Friday, June 01, 2007

There’s no business like show business. Wear this one to see Grey Gardens or to perform a karaoke medley of your favorite show tunes.

It’s hard to pick a favorite musical. Cabaret, always tops my list, what with Berlin and Liza and Nazis (oh, my!). All That Jazz has wormed its way into my very marrow, along with Camelot, Chicago and Sunday in the Park With George.

I dined with Uncle Monty at his club last night. Stuffed eggplant, plenty of pinot grigio and Uncle Monty’s one-liners. If you don’t have an Uncle Monty, I suggest you find one right away. It is rejuvenating to spend time with someone who whole-heartedly endorses your sartorial quirks and knows when you’re quoting a Preston Sturges film. And oh the wit, the wisdom, the charming turn of phrase from that Uncle of mine. I mean, what else is there, really?

Alas and alack, I fear that the days of Rudolpho’s reign are coming to an end. Rudolpho ( for those who have turned in late) is my part-time paramour. Since our relationship is long distance, we’re just phoning it in these days. That's right, giving it the old matinee soft sell. He doesn’t read my blog (or listen to a word I say for that matter), so I have not the slightest worry of him reading this. The question is: why have I stayed with Rudolpho so long? Perhaps because he is an arrogant workaholic. Perhaps because we have almost nothing in common, and can barely cross the street together without an argument. Perhaps because he is as bull-headed and handsome as they come. That is to say, totally my type.

But goslings, I haven’t gotten so much as a laugh or a side order of fries out of this relationship for the past 6 months.

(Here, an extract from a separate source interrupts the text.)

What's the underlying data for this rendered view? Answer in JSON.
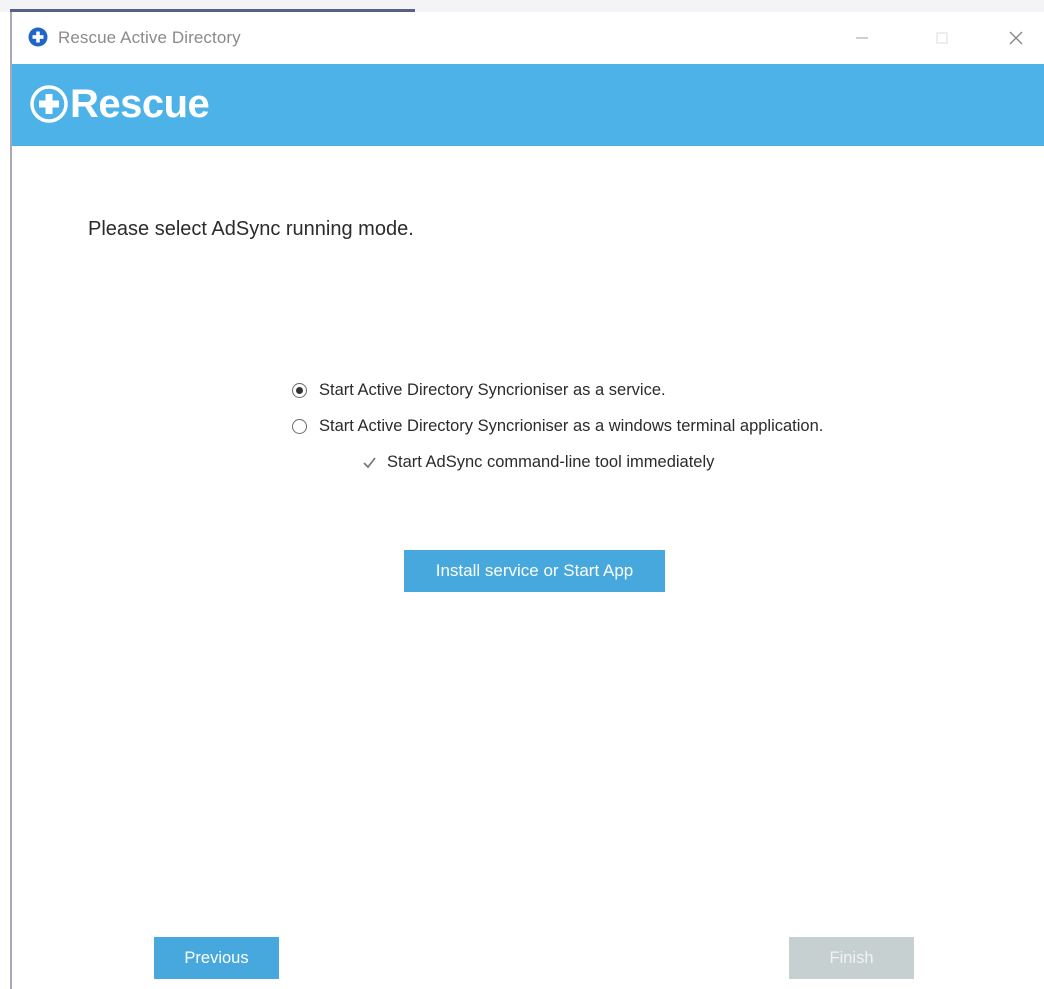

Uncle Monty always has a great perspective on things. And one day, when I have weathered a few more storms, I too can face my heartbreaks with equanimity. “The Steven Years,” says Uncle Monty, “I knew better but I didn’t want to.” Sounds like a trailer for a film. Or the tag line to a movie poster.

Well chickadees, as they say on Broadway: Every show closes eventually. I’m just afraid I’ll never eat lunch in this town again.

Yes, this post has been amended, because sometimes mermaids are self-indulgent.